Un grave episodio de vulneración y abuso en el ámbito de la salud pública porteña sumó esta semana un fallo judicial que generó indignación. La Justicia condenó al enfermero César Yaicuaré tras comprobarse que manoseó a una paciente en la sala de recuperación del Hospital Fernández, instantes después de que la joven saliera de una intervención quirúrgica y mientras aún se encontraba bajo los efectos anestésicos. No conforme con el sometimiento físico, el profesional le envió insólitos mensajes privados invitándola a salir.
El aberrante hecho ocurrió a mediados de 2023 en las instalaciones del reconocido nosocomio del barrio de Palermo. La víctima, que acababa de atravesar una operación y se hallaba en un estado de absoluta indefensión, notó cómo el enfermero a cargo de asistirla aprovechaba su vulnerabilidad física para tocar de forma indebida sus partes íntimas.
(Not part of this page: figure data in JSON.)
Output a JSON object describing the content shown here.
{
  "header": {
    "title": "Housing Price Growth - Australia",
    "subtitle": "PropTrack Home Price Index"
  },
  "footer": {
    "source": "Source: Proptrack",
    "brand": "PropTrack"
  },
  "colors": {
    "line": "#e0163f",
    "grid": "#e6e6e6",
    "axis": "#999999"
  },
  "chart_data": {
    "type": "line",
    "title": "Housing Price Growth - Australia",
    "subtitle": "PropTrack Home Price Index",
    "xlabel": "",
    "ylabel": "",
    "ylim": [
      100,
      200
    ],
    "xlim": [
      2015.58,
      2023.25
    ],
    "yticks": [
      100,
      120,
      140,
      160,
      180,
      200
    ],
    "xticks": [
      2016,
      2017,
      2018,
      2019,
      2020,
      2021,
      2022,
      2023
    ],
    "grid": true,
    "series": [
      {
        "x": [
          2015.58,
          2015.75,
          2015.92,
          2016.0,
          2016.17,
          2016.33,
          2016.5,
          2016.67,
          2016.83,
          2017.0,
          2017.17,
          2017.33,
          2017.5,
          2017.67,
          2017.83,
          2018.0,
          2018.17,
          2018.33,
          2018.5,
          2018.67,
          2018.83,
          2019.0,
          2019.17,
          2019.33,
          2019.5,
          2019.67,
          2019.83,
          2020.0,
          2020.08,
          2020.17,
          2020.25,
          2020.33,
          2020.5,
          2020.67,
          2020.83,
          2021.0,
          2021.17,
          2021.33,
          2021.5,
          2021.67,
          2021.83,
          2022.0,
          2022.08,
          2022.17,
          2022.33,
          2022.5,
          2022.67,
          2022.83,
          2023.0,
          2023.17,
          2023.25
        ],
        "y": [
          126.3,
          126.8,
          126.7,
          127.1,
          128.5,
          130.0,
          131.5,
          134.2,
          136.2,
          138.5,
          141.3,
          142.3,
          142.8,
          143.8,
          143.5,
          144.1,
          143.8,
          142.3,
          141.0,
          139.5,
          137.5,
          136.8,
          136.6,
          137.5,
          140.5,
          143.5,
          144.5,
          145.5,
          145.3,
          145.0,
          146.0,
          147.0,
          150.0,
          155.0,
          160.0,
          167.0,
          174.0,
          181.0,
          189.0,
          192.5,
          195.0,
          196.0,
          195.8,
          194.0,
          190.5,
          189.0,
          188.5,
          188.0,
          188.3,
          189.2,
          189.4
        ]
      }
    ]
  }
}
El calvario no terminó en el quirófano: horas más tarde, el imputado consiguió el teléfono personal de la joven a través de su historia clínica y comenzó a escribirle para proponerle un encuentro sentimental.
Las pruebas digitales resultaron determinantes para desbaratar las intenciones de impunidad del acusado. Los chats de WhatsApp aportados por la víctima expusieron la insistencia de Yaicuaré, quien intentó minimizar lo ocurrido y entablar un vínculo de extrema familiaridad totalmente fuera de todo protocolo médico. Frente a la contundencia de las capturas de pantalla presentadas ante la fiscalía, el intento de explicación formulado por el enfermero durante la investigación terminó cayendo por su propio peso.
A la hora de defenderse ante los tribunales, Yaicuaré elaboró una versión insostenible en la que argumentó que sus maniobras corporales respondían a estrictas "rutinas de control postoperatorio" y que el envío de los mensajes formaba parte de un "seguimiento profesional humanizado" para constatar su evolución. Sin embargo, los peritajes y las declaraciones del personal médico del Fernández desmintieron de forma categórica que los manoseos o el contacto personal por redes privadas formaran parte del protocolo sanitario.
A pesar de que el tribunal dio por acreditada la existencia del abuso sexual simple y la violación de los deberes de cuidado en el ejercicio de la enfermería, el dictamen judicial generó un fuerte rechazo por la levedad de la sanción impuesta. La Justicia le fijó a Yaicuaré una pena de ejecución condicional, lo que le permitirá cumplir la condena en libertad a cambio del acatamiento de pautas de conducta y una inhabilitación temporal para el ejercicio de su profesión.
El fallo dejó un amargo sabor entre los allegados a la víctima y las organizaciones que velan por los derechos de los pacientes en el sistema sanitario. La levedad de la condena abre un debate sobre la falta de severidad judicial frente a delitos cometidos por profesionales de la salud que utilizan su posición de poder y el estado de inconciencia o convalecencia de las personas para consumar abusos dentro de las propias instituciones médicas.